NASCAR Race Weekend Central

Lights, Camera, Action? It’s Nothing New for Jeff Gordon

More than ever in NASCAR history are drivers delivered to the fans consistently on a daily basis. In these days, even the offseason spells constant updates on the season to come.

Since 2001, NASCAR on FOX has been known for placing highly successful – and strongly intelligent – personalities in the play-by-play booth. To call 43 Sprint Cup Series cars around the track for up to four hours takes a different set of skills and a level of dedication to bring the best information to the audience.

Four-time series champion Jeff Gordon will miss the Daytona 500 for the first time since he first ran it in 1993, having retired from competition following the 2015 season finale at Homestead-Miami Speedway. In the meantime, he’ll be about 100 yards up in the booth calling the action.

Instead of a helmet, he’ll have a headset. Instead of a firesuit, he’ll have a real suit. And most importantly, instead of living off the roar of horsepower… well, he’ll have Darrell Waltrip.

“It’s going to take time,” Gordon said during FOX’s media conference Tuesday at the NASCAR Hall of Fame. “I don’t expect to just nail it right away.”

Something that Gordon did nail during his career was his brightness in front of a camera. In 23 seasons as one of the sport’s most visible — and certainly most articulate — characters, Gordon said he believes the experience of interviews will come of value in his new career, where talking into a live camera will be a rather important weekly task.

“I will say all my years of being in front of a camera or interacting with the production of a race being on TV has certainly given me some confidence in myself of what I’m saying, thinking about what’s going on, about the question and trying to answer it,” Gordon said. “But being on the other side of that, coming up with a thought with no question really being placed at you and then having to do it all within about 20 or 30 seconds. And then go to a break or go onto another subject or something just happened on the track and having someone talking in your ear.

“Those are the challenges that I see coming that are only going to happen through experience when you get used to it.”

Waltrip will do his best to excite fans for the 16th consecutive year alongside his well-respected colleague Mike Joy. Hall of Famer Waltrip has plenty of experience and said he believes simply asking questions can be a tough thing to learn.

“Jeff and I have talked about this, and the hardest thing for a driver is when someone asked you a question, you want to elaborate,” Waltrip said. “You don’t want to be one of those drivers who says, ‘Yep, car runs good. Yell back at the boys at the shop. I’d like to thank all the sponsors,’ and that kind of thing.

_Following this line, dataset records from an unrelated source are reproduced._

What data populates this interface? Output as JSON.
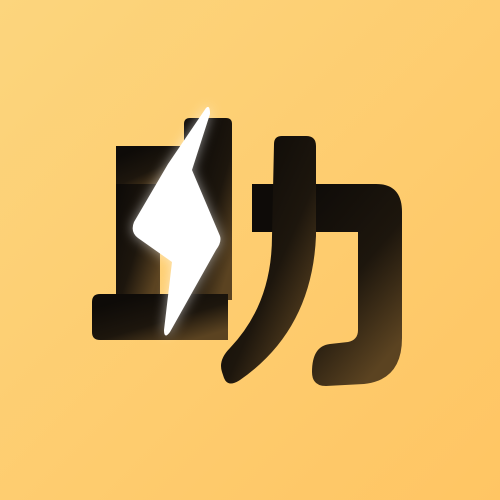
{
  "icon": {
    "glyph": "助",
    "icon_names": [
      "lightning-bolt-icon"
    ],
    "colors": {
      "background_start": "#fcd57d",
      "background_end": "#ffc563",
      "glyph_dark": "#0e0b08",
      "glyph_brown": "#5b4321",
      "bolt": "#ffffff"
    }
  }
}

“That’s something that, as a driver, it’s one thing to answer a question, but as an analyst, it’s really hard to ask questions and get answers from other athletes. It was one of the hardest things I had to learn to do. If you ask me a question I can keep you entertained for the next hour.”

Even with Saturday Night Live and prank Pepsi commercials under his belt, Gordon will undoubtedly learn some of these things the hard way.

“It’s such a team effort,” Gordon said. “There are so many comparisons to what I’ve done as a driver in this sport to what I’m already seeing in the broadcast booth. It’s been a lot of fun and I can’t wait to get to Daytona.”